Allegedly set in the west wing of the White House, it’s less about politics than it is about the internal maneuverings within the White House staff. I understand it got pretty real – and pretty raw – in places. Closely akin to a reality show, maybe.
One of the dynamics the producers developed was between the President (named Josiah Bartlett in the series) and his speech writer, Sam Seaborn. Students of the show see Sam in the background in virtually every scene. He is listening. He is watching. His character is tasked with helping portray the President accurately any time he is called on to make a public statement so Sam is driven to immerse himself in who President Bartlett is.

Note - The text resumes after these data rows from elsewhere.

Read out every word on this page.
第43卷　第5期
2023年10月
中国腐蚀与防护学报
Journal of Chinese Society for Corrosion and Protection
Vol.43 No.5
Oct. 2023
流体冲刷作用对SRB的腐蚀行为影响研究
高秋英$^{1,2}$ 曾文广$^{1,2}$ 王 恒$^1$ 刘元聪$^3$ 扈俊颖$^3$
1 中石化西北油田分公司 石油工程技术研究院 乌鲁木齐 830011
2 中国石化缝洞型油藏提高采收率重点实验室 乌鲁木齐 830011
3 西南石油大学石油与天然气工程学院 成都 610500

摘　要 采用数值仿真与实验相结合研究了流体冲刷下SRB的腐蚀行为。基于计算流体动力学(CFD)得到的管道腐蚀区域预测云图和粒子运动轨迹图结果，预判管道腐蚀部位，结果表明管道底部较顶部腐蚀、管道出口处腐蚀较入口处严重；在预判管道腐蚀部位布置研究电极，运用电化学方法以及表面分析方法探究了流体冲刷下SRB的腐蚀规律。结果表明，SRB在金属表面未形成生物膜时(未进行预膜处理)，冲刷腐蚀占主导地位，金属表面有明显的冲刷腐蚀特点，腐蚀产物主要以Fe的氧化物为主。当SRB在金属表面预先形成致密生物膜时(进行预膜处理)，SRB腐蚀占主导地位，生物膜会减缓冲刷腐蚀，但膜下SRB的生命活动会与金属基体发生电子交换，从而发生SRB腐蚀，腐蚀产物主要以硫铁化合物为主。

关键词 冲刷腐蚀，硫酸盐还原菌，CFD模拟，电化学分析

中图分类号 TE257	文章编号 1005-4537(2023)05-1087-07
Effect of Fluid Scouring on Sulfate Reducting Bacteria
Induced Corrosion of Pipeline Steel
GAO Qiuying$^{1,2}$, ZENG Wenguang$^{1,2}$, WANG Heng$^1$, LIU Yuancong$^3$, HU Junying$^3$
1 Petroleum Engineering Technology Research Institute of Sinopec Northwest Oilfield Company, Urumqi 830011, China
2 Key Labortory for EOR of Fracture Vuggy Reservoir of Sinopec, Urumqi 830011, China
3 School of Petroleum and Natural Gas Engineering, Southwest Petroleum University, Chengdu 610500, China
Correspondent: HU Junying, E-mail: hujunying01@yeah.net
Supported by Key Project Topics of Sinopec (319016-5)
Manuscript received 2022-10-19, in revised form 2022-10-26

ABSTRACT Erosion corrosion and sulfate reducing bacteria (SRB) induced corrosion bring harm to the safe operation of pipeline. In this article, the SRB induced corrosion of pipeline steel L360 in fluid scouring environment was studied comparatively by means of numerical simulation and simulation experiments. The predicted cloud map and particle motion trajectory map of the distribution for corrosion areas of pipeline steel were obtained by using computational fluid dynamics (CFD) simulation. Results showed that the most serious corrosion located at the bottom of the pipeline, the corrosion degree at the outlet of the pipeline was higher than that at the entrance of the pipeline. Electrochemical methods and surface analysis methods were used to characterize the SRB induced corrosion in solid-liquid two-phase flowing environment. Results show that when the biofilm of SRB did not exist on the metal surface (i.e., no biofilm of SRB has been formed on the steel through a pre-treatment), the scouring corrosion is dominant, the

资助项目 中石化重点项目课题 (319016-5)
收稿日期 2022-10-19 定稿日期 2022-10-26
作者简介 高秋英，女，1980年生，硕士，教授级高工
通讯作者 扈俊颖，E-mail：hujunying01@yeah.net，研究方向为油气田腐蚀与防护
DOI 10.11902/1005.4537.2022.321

At first it’s a bit ragged, but as time goes on Seaborn comes to understand the President better. He notices the way he speaks, the key points the President wants to get across, even the terminology he may use. It comes to the place where the President can assign a speech on virtually any topic and Seaborn can capture his perspective precisely.
In one memorable scene the President is addressing the National Dairy Farmers Association and after a moving and positive statement about their collective value to the health of Americans the dairymen break into thunderous applause. Pleased, the President makes eye contact with his speech writer and gives him an obvious wink, as if to say, You nailed it!
Now I apologize for stating the obvious but I cannot escape the dramatic impact of that story. Our goal, yours and mine, is to rightly represent the One we work for. To accurately portray His heart every time we have the opportunity. To faithfully represent Him in our words, our actions, our attitudes, our relationships. Tall order.
But then we discover what Sam Seaborn discovered, that we are “driven to immerse” ourselves in who God is. We talk with Him often. We listen carefully. We watch Him at work. Over and over we read His story. We watch in awe His amazing choreography going on all around us. And that consistent immersion changes us. Does God wink? I’m not sure. But I know He smiles.